Book Review: "Good Kids" by Benjamin Nugent

To slightly corrupt a cliché, the sins of the parents are visited upon the children. Josh Paquette and Khadijah Silverglate-Dunn are 15-year-old high school classmates who one afternoon spy Josh's father kissing Khadijah's mother in a natural foods store. The realization that their parents are having an affair creates a strange bond and a tenuous friendship between the two, although Josh finds himself wanting more from their relationship. One afternoon the two sign a vow never to cheat while in a relationship, and although Khadijah and her mother move away from town shortly thereafter, both are committed to keeping this vow.

As he enters adulthood, Josh finds himself becoming a musician, drawn into any world that doesn't resemble his father's socialist-leaning life in which dreams are talked about constantly but never pursued. Josh follows his new band to Los Angeles, and after the semi-successful group breaks up a few years later, he meets Julie, the host of a wry animal show on a local cable network. After a series of comical miscommunications, the two begin a serious relationship which survives the couple's serious-but-playful banter as well as Josh's inability to pursue any type of career. (He's able to sustain himself somewhat on royalty checks from his band's one hit song, which is used frequently in the entertainment world.)

Soon, the two get engaged and plan a future together, complete with three children.

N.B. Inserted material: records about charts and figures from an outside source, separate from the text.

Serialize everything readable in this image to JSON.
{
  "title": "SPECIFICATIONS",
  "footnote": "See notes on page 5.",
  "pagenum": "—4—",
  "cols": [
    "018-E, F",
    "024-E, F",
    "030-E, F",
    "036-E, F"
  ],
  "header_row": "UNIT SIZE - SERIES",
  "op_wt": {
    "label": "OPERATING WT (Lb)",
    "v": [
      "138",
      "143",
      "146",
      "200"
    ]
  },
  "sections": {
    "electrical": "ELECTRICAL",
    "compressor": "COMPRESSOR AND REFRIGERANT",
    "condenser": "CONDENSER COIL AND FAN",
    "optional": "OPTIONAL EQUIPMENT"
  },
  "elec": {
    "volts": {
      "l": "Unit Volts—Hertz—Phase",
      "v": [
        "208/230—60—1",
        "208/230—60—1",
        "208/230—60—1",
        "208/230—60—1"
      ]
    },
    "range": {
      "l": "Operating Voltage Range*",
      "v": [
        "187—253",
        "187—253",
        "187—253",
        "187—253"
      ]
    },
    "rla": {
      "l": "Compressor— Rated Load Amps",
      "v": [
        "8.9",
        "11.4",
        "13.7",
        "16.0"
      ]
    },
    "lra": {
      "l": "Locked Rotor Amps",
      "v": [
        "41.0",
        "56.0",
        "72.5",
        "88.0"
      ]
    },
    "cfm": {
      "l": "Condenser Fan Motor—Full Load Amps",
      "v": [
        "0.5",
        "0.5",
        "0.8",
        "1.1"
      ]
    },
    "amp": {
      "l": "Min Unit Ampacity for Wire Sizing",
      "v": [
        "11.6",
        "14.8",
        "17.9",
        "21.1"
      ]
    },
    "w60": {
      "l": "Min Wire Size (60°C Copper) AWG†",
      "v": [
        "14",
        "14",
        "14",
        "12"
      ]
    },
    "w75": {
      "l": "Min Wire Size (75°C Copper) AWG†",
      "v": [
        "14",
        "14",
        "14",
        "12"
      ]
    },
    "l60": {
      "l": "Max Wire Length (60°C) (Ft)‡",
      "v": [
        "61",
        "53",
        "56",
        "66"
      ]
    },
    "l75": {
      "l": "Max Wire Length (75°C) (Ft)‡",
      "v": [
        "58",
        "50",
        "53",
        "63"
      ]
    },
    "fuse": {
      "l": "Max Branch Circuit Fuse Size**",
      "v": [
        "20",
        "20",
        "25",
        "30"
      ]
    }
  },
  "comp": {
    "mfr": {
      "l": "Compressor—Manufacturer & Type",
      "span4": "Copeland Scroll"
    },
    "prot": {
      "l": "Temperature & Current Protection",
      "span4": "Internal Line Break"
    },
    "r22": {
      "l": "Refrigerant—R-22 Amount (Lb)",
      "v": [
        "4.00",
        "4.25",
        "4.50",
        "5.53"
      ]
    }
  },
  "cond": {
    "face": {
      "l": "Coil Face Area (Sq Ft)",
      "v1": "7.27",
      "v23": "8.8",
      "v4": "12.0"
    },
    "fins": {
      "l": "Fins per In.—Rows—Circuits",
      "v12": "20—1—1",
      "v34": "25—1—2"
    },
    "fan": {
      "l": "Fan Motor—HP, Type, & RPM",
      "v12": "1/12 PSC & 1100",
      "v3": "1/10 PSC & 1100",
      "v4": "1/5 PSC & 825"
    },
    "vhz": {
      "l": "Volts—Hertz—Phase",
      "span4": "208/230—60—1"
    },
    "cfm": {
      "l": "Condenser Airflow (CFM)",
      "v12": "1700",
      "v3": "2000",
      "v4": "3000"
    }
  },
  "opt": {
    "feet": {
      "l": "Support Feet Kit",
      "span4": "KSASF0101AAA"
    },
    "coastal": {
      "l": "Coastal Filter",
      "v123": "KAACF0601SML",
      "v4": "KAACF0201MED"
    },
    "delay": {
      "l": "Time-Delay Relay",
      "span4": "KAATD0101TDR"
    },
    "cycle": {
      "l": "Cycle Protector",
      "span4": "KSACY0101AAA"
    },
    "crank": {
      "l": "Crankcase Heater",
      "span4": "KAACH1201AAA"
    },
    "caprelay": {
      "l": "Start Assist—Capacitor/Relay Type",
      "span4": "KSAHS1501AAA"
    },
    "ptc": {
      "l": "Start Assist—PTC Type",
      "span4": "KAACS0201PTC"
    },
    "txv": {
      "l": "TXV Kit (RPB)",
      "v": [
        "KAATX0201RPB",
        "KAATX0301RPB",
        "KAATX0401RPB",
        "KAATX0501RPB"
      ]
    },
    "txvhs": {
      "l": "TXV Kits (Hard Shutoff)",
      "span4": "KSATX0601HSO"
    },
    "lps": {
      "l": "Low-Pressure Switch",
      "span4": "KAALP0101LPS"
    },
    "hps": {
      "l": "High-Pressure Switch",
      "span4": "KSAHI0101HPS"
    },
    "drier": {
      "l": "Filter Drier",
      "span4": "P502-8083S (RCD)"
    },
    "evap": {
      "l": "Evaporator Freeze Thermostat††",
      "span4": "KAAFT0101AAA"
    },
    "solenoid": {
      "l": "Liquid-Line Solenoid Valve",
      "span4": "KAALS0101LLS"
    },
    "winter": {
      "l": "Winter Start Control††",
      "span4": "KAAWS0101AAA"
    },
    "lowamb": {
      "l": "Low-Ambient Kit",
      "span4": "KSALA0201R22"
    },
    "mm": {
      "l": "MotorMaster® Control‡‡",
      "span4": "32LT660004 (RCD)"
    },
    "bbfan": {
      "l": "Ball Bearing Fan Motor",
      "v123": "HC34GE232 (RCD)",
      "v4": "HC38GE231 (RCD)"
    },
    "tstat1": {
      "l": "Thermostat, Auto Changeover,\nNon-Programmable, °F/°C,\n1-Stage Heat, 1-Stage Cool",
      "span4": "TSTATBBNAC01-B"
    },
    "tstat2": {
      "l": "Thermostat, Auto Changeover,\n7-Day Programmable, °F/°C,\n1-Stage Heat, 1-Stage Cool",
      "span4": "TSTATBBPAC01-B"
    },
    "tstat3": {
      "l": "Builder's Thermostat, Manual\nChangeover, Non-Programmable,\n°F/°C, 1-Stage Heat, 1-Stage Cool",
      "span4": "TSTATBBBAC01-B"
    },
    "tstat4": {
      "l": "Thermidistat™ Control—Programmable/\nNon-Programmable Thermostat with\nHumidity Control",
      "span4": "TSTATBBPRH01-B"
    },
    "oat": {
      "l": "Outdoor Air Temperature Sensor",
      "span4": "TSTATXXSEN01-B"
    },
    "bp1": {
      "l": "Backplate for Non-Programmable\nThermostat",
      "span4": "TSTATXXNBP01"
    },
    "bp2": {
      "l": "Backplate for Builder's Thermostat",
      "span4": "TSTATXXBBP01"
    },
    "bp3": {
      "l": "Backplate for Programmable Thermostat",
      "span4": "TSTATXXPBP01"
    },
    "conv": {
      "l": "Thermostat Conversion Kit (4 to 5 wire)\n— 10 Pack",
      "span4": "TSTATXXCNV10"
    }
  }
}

But the strains of coming from two different backgrounds start to pull at them, and their problems aren't helped when Khadijah, whom Josh hasn't seen in 13 years, comes to Los Angeles to visit her fianc&233;, one of Josh'a acquaintances. Both are committed to keeping the vow they made when they were teenagers, but the tug of fascination with their past and what could have been make keeping those vows more difficult than they imagined.

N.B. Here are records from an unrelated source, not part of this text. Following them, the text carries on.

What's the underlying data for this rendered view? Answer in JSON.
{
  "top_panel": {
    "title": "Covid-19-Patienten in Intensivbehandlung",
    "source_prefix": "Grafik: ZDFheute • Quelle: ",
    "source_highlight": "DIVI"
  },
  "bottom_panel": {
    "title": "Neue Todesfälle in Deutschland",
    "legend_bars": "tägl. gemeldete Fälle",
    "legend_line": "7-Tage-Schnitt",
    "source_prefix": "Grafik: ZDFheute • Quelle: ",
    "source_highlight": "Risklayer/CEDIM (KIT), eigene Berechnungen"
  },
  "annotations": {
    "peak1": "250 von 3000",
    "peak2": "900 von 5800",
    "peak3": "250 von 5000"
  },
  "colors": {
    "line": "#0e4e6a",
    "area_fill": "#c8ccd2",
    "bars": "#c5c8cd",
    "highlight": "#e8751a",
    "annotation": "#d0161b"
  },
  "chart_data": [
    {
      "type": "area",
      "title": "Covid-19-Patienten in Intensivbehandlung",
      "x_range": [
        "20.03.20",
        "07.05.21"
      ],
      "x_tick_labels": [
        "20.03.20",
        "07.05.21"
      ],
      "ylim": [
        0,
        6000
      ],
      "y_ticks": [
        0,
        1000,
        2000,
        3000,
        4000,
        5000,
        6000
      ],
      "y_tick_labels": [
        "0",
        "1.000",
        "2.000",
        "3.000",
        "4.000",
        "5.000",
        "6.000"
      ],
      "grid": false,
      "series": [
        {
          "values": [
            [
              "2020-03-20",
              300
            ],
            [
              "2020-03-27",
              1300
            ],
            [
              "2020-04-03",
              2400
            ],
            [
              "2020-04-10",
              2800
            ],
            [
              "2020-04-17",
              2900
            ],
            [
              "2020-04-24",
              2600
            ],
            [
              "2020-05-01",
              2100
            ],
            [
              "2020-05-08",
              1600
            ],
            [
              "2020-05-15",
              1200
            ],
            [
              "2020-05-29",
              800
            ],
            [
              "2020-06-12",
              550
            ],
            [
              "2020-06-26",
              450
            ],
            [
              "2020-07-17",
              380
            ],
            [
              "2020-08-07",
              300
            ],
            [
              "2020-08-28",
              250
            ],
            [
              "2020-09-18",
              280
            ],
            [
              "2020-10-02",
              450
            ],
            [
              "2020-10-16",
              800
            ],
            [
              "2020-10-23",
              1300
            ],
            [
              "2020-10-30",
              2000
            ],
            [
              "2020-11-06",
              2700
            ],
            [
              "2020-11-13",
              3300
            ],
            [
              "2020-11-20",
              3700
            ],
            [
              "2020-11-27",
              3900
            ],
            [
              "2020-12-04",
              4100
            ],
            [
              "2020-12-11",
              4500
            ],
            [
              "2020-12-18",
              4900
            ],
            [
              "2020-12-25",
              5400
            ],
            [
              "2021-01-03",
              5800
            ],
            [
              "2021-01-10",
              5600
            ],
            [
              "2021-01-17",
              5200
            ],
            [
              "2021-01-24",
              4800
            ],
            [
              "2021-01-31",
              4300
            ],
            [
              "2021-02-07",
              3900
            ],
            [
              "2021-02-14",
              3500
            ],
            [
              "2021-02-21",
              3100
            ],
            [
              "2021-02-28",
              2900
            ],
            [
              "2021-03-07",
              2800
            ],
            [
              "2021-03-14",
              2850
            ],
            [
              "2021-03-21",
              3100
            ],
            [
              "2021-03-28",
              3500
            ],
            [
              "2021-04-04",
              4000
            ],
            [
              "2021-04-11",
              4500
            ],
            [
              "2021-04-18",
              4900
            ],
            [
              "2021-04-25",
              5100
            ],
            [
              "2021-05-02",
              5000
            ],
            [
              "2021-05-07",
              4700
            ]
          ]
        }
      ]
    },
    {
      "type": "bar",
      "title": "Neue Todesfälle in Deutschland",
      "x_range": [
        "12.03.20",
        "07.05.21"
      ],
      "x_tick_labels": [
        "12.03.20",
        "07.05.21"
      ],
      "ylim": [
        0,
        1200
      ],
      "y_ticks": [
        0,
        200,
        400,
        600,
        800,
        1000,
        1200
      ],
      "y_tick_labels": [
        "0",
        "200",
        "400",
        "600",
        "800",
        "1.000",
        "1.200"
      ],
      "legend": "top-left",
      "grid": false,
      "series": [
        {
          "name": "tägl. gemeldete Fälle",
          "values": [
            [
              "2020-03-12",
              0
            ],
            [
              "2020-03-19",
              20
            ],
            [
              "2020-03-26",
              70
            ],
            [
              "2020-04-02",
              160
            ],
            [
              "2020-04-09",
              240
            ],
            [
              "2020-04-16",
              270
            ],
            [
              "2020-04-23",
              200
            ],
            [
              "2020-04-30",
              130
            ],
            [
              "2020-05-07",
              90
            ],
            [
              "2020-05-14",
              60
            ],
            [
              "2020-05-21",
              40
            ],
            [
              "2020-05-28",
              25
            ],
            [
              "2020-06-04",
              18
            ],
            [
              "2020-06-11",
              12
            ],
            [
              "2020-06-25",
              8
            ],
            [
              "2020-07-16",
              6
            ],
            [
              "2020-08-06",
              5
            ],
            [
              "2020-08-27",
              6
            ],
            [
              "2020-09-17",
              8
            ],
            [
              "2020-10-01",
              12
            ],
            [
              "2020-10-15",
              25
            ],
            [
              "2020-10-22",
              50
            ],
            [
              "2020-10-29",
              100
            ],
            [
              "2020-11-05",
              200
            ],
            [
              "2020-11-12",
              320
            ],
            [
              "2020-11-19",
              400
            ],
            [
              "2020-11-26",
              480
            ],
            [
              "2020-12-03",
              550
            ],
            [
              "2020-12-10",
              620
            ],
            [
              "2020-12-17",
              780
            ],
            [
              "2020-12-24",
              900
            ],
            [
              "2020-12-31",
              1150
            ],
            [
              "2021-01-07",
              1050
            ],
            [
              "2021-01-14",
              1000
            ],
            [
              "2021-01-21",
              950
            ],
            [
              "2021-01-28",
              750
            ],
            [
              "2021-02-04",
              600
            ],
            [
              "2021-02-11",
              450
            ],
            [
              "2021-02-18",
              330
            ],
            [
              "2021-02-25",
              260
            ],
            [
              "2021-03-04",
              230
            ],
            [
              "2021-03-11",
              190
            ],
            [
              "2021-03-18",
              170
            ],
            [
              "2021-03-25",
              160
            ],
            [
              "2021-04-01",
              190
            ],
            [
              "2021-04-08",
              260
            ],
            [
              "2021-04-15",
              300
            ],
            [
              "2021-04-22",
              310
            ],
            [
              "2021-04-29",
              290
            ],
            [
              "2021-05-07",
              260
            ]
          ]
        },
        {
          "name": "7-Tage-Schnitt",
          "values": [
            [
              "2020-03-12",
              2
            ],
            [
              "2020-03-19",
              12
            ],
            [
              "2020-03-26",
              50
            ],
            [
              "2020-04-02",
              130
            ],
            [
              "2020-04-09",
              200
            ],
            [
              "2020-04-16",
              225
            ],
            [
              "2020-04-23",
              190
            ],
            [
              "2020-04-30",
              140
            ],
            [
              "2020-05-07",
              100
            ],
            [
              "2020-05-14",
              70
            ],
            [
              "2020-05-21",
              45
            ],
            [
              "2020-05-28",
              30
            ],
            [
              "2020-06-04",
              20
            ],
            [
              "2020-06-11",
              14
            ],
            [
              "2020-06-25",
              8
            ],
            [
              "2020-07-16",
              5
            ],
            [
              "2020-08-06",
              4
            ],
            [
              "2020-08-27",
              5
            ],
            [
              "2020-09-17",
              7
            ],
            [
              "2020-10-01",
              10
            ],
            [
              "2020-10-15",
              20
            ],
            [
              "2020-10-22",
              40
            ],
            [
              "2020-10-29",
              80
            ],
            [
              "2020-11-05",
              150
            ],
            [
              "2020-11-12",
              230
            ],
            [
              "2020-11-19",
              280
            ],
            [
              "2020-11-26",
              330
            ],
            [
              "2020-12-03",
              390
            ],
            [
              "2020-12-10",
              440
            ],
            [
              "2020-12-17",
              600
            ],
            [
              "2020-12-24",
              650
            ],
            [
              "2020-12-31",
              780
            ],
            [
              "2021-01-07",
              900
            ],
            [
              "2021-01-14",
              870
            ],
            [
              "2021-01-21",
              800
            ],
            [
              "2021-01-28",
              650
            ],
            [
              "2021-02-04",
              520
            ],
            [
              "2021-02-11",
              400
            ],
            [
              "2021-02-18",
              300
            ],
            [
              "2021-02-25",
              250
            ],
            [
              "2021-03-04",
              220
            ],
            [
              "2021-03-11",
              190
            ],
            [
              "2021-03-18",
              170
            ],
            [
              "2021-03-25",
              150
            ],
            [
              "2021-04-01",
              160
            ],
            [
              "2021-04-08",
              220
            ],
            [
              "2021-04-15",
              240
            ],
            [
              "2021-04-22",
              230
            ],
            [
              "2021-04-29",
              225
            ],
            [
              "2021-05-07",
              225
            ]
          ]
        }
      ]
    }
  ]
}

"It's better if you don't place your faith in a vision of how things are going to be," Josh says. "The shock of what happens can be superior to any concept you had in your head at the start."

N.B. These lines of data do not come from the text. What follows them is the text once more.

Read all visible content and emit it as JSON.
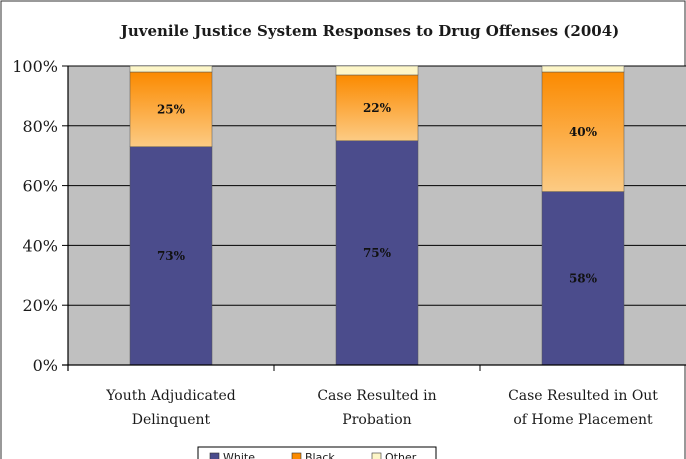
{
  "chart_data": {
    "type": "bar",
    "stacked": true,
    "title": "Juvenile Justice System Responses to Drug Offenses (2004)",
    "categories": [
      [
        "Youth Adjudicated",
        "Delinquent"
      ],
      [
        "Case Resulted in",
        "Probation"
      ],
      [
        "Case Resulted in Out",
        "of Home Placement"
      ]
    ],
    "series": [
      {
        "name": "White",
        "values": [
          73,
          75,
          58
        ],
        "labels": [
          "73%",
          "75%",
          "58%"
        ]
      },
      {
        "name": "Black",
        "values": [
          25,
          22,
          40
        ],
        "labels": [
          "25%",
          "22%",
          "40%"
        ]
      },
      {
        "name": "Other",
        "values": [
          2,
          3,
          2
        ],
        "labels": [
          "",
          "",
          ""
        ]
      }
    ],
    "colors": {
      "White": "#4b4c8c",
      "Black_top": "#fb8a00",
      "Black_bottom": "#fccb84",
      "Other": "#fdf6c8",
      "plot_background": "#c0c0c0",
      "gridline": "#000000"
    },
    "ylim": [
      0,
      100
    ],
    "yticks": [
      "0%",
      "20%",
      "40%",
      "60%",
      "80%",
      "100%"
    ],
    "ytick_values": [
      0,
      20,
      40,
      60,
      80,
      100
    ],
    "grid": true,
    "legend_position": "bottom"
  }
}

I really enjoyed this book, and thought Benjamin Nugent did a great job laying out the story and creating interesting, complex characters. (Most of them, at least.) I really liked the beginning and the end of the book, as I was intrigued by how Josh and Khadijah's discovery of their parents' infidelity and the aftermath of this discovery would unfold, and when they encountered each other again as adults, I wondered whether Nugent would surprise me. I felt parts of the book dragged a bit, mainly those involving Josh's father, whom I found immensely irritating and one-note. But Josh's struggles have many layers, and even though I don't tend to like characters who seem somewhat rudderless in their lives, I was completely engaged in his story.

It's amazing how many ways relationships can go, even when they're succeeding or failing. Nugent is a wry observer of human foibles, particularly where relationships are concerned, and I look forward to seeing what else he comes up with in the future.